In discussing the bill, policymakers raised concern that TikTok has become a key news source for young people. But a TikTok spokesperson told AFP: “This bill is an outright ban of TikTok, no matter how much the authors try to disguise it.” The new bill would give ByteDance roughly six months to divest, said Raja Krishnamoorthi, an Illinois Democrat and ranking member of the Select Committee. He stressed that the bill is not solely about TikTok.
– ‘Important’ step –
A National Security Council spokesperson told AFP that the bill is “an important and welcome step” to addressing threats to sensitive US data and national security. “We look forward to working with Congress to further strengthening this legislation to put it on the strongest possible legal footing,” the council spokesperson added. An effort last year also threatening a ban on TikTok stalled in Congress amid lobbying by the company.
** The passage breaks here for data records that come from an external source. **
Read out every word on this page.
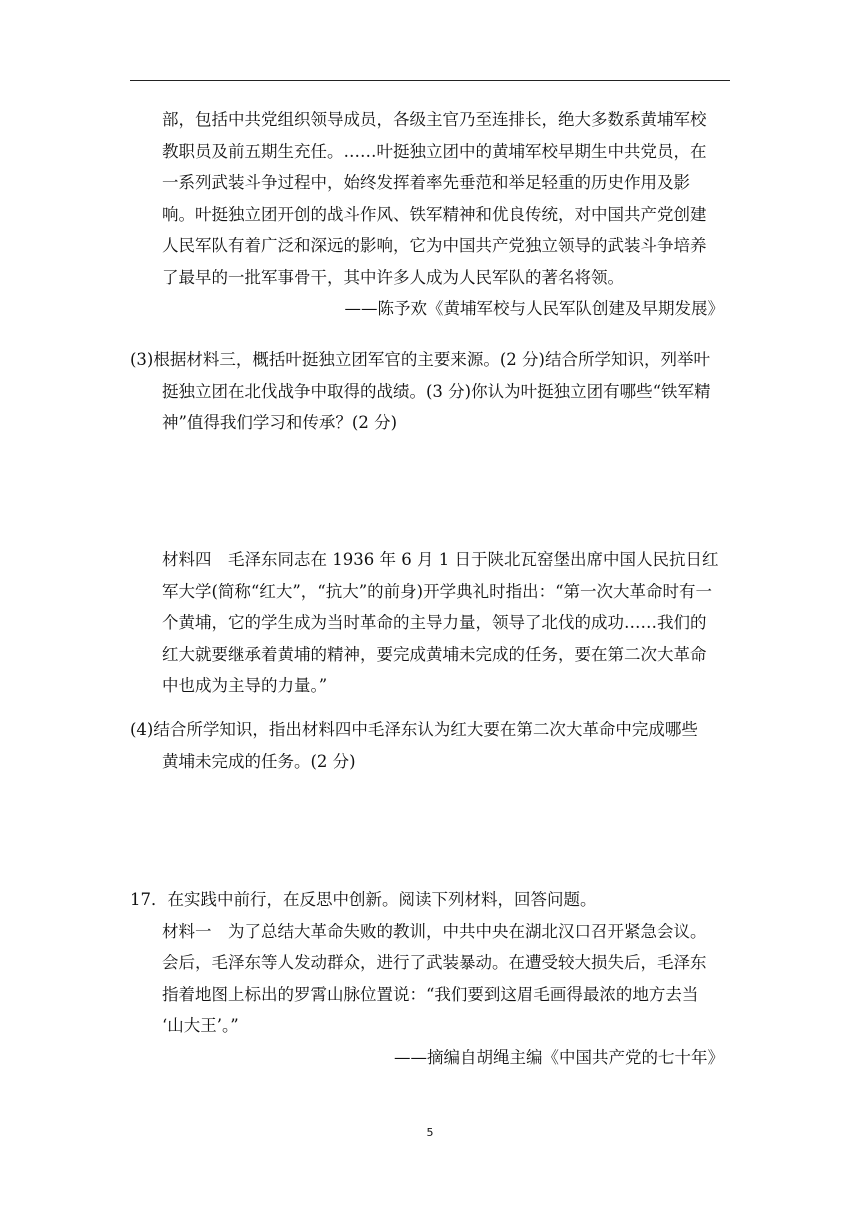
部，包括中共党组织领导成员，各级主官乃至连排长，绝大多数系黄埔军校
教职员及前五期生充任。……叶挺独立团中的黄埔军校早期生中共党员，在
一系列武装斗争过程中，始终发挥着率先垂范和举足轻重的历史作用及影
响。叶挺独立团开创的战斗作风、铁军精神和优良传统，对中国共产党创建
人民军队有着广泛和深远的影响，它为中国共产党独立领导的武装斗争培养
了最早的一批军事骨干，其中许多人成为人民军队的著名将领。
——陈予欢《黄埔军校与人民军队创建及早期发展》
(3)根据材料三，概括叶挺独立团军官的主要来源。(2 分)结合所学知识，列举叶
挺独立团在北伐战争中取得的战绩。(3 分)你认为叶挺独立团有哪些“铁军精
神”值得我们学习和传承？(2 分)
材料四　毛泽东同志在 1936 年 6 月 1 日于陕北瓦窑堡出席中国人民抗日红
军大学(简称“红大”，“抗大”的前身)开学典礼时指出：“第一次大革命时有一
个黄埔，它的学生成为当时革命的主导力量，领导了北伐的成功……我们的
红大就要继承着黄埔的精神，要完成黄埔未完成的任务，要在第二次大革命
中也成为主导的力量。”
(4)结合所学知识，指出材料四中毛泽东认为红大要在第二次大革命中完成哪些
黄埔未完成的任务。(2 分)
17．在实践中前行，在反思中创新。阅读下列材料，回答问题。
材料一　为了总结大革命失败的教训，中共中央在湖北汉口召开紧急会议。
会后，毛泽东等人发动群众，进行了武装暴动。在遭受较大损失后，毛泽东
指着地图上标出的罗霄山脉位置说：“我们要到这眉毛画得最浓的地方去当
‘山大王’。”
——摘编自胡绳主编《中国共产党的七十年》
5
The White House has noted national security concerns about the use of TikTok on government devices. A range of US politicians accuse the app owned by ByteDance of being under the tutelage of the Chinese government and a tool of espionage by Beijing, something the company denies.
Regulators across the world are worried that user data may be accessed by Chinese-based employees or government entities in Beijing, although the platform said user data is securely stored in Singapore and the United States. TikTok saw its popularity rocket during pandemic lockdowns and boasts more than one billion global users.
But scrutiny has intensified after ByteDance admitted in December 2022 that employees accessed the data of two journalists during an internal probe into corporate leaks.